A equipe testou a metodologia em pessoas que já haviam sido diagnosticadas com um desses oito tipos de câncer: ovário, fígado, estômago, pâncreas, esôfago, colorretal, pulmão ou mama, e excluíram indivíduos cujo câncer se espalhou para outras partes do corpo, para que eles pudessem se concentrar nos estágios iniciais da doença.

A eficácia do CancerSEEK variou amplamente dependendo do câncer: detectou 98% dos cânceres de ovário, mas apenas 33% dos casos de câncer de mama. Foi capaz de identificar o órgão em que a doença se enraizou em cerca de 63% dos pacientes. O teste apresentou melhor desempenho nos estágios mais avançados do que nos estágios iniciais, encontrando 78% da doença do estágio III contra apenas 43% dos tumores do estágio I. 

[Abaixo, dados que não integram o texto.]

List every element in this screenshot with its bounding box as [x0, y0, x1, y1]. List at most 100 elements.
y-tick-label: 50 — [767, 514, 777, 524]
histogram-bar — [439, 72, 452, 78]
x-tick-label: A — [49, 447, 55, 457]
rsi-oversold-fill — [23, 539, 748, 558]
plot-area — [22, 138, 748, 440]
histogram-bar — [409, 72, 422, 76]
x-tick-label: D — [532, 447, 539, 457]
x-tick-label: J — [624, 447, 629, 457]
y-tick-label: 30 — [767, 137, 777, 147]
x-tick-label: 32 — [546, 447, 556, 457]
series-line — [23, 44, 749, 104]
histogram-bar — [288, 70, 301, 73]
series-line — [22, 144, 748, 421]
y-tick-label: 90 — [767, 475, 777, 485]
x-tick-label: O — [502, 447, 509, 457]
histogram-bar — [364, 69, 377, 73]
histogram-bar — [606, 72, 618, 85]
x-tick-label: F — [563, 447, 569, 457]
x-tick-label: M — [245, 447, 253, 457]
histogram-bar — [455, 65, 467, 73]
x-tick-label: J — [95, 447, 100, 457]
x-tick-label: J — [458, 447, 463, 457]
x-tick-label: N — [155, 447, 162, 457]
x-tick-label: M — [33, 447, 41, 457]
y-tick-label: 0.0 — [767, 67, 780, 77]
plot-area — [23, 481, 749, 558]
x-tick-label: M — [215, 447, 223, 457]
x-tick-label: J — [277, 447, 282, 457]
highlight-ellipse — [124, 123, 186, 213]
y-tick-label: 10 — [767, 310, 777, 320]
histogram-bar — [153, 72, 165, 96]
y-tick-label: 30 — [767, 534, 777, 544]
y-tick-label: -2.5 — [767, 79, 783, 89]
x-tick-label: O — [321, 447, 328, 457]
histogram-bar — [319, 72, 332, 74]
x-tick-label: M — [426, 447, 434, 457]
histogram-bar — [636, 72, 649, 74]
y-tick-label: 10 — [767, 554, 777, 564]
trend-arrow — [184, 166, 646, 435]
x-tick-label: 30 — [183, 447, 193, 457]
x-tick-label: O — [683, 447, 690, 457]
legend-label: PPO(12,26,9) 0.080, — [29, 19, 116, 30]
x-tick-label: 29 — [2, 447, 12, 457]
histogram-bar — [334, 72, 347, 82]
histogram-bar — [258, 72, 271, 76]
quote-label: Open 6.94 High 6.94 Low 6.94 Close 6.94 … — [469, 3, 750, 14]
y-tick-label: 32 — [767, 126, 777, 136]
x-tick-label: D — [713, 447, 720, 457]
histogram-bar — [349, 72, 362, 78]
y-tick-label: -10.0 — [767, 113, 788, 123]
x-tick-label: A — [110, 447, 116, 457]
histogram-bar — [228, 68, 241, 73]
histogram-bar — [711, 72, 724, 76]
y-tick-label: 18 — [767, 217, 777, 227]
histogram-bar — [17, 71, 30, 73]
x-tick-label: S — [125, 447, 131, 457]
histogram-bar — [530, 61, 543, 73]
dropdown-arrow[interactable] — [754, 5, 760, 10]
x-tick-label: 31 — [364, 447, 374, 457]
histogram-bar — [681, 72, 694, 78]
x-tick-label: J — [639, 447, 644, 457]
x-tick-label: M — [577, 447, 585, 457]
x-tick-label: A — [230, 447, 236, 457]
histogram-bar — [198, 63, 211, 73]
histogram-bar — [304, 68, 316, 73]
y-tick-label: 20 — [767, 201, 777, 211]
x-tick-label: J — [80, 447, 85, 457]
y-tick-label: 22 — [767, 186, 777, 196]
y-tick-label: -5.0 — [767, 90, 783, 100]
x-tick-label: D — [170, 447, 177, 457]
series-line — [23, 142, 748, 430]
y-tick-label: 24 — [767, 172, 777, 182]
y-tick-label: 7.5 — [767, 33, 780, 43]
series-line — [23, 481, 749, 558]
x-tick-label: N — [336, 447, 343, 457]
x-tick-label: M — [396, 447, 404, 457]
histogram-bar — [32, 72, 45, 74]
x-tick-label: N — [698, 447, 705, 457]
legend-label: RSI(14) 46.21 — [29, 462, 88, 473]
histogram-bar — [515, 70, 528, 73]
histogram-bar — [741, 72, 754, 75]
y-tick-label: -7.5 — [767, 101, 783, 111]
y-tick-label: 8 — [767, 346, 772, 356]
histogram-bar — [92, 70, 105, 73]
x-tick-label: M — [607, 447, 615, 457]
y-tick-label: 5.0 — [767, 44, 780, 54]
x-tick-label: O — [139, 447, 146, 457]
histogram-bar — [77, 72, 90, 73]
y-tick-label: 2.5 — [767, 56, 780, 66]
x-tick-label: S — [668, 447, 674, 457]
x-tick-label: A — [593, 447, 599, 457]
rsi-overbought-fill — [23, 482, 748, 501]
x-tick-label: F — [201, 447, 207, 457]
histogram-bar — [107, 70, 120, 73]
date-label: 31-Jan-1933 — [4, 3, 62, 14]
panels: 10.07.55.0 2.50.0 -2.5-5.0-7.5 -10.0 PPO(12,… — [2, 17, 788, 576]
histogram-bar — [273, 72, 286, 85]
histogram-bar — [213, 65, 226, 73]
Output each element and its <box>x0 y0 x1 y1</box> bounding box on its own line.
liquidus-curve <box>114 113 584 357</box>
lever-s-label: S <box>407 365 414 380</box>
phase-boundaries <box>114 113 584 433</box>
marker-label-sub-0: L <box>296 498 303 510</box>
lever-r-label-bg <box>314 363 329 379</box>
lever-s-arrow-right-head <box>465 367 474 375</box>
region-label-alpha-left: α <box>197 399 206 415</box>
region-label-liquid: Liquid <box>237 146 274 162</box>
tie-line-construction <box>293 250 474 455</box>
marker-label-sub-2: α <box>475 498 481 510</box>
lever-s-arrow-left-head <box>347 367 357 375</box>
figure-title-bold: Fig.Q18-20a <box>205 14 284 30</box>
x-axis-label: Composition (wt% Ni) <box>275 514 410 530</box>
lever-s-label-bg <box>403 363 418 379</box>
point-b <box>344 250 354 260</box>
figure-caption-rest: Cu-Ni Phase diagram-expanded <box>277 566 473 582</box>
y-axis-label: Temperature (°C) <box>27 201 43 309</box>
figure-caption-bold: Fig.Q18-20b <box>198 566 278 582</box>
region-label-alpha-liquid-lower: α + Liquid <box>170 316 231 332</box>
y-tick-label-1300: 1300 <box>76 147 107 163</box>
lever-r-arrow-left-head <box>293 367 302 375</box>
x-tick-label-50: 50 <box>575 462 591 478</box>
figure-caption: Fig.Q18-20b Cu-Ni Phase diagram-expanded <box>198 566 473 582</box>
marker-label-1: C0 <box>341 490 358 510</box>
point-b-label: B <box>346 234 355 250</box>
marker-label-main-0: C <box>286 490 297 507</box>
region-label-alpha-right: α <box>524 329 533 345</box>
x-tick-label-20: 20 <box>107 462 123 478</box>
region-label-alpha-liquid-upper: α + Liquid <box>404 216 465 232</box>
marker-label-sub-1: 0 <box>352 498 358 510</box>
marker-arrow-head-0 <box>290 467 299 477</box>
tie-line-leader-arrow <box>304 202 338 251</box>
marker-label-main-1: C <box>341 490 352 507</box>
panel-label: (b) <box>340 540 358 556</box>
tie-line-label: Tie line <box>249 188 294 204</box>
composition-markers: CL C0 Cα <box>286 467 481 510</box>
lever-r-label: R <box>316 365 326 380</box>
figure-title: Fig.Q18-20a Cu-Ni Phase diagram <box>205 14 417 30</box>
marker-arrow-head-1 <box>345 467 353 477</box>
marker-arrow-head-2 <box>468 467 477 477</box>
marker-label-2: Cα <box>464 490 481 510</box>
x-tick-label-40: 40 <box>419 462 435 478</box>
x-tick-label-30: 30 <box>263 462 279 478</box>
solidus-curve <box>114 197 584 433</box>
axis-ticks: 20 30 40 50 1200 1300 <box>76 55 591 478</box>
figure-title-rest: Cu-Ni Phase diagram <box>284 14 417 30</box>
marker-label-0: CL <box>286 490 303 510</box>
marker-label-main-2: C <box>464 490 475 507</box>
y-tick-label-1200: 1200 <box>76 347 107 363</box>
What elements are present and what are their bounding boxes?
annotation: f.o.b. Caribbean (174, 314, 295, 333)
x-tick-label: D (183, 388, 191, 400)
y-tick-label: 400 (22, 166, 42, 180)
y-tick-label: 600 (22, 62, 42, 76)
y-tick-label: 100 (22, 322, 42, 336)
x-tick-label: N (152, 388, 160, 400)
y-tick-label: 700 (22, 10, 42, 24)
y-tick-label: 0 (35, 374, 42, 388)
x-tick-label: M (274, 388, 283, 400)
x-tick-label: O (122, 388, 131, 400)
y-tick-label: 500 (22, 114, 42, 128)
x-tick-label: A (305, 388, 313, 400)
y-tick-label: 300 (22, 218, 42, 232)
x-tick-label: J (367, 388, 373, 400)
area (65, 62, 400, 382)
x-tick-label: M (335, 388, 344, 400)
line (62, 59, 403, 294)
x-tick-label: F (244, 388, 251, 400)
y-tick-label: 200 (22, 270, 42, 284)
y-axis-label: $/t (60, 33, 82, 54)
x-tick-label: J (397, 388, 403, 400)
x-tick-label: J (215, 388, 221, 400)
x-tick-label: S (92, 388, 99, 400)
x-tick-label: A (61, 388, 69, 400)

(A) Cuva ROC da performance do CancerSEEK. O ponto vermelho na curva mostra a média de performance do teste (62%) com uma especificidade acima de 99%. (B) Sensibilidade do CancerSEEK por estágio da doença. (C) Sensibilidade do CancerSEEK por tipo de câncer.
(A) Cuva ROC da performance do CancerSEEK. O ponto vermelho na curva mostra a média de performance do teste (62%) com uma especificidade acima de 99%. (B) Sensibilidade do CancerSEEK por estágio da doença. (C) Sensibilidade do CancerSEEK por tipo de câncer.

Focando na sensibilidade

Mesmo assim, esses números são suficientemente altos para justificar novos estudos, diz Rosenfeld, que também é diretor científico da empresa Inivata de biópsia líquida, em Cambridge. “Mesmo que você capture apenas metade dos cânceres, isso é ótimo.” O que não é claro, no entanto, é se o CancerSEEK é capaz de detectar câncers não diagnosticados, acrescenta Rosenfeld.

Outra preocupação é se a taxa de falsos positivos pode ser maior na população em geral, diz Catherine Alix-Panabières, pesquisadora de câncer da Universidade de Montpellier, na França. Algumas pessoas aparentemente saudáveis podem abrigar doenças inflamatórias que alteram os níveis das proteínas visadas pelo teste, diz ela.

Pode levar anos para resolver essas preocupações. Mas os pesquisadores já iniciaram um estudo que testará o CancerSEEK em pelo menos 10 mil indivíduos saudáveis, diz Papadopoulos, que serviu como conselheiro de uma empresa de biópsia líquida chamada Personal Genome Diagnostics, em Baltimore. Os pesquisadores planejam acompanhar esses participantes por cinco anos.

Enquanto isso, a expectativa é de ver outras equipes refinarem suas biópsias líquidas, combinando sequenciamento de DNA com outras análises de sangue, diz Alberto Bardelli, pesquisador de câncer no Candiolo Cancer Institute, em Turim, Itália. “Este artigo é provocativo”, diz ele. “Ele aponta para o fato de que devemos parar de olhar para uma pequena parte do todo. Em vez disso, precisamos ver todas as fontes de informação no sangue.”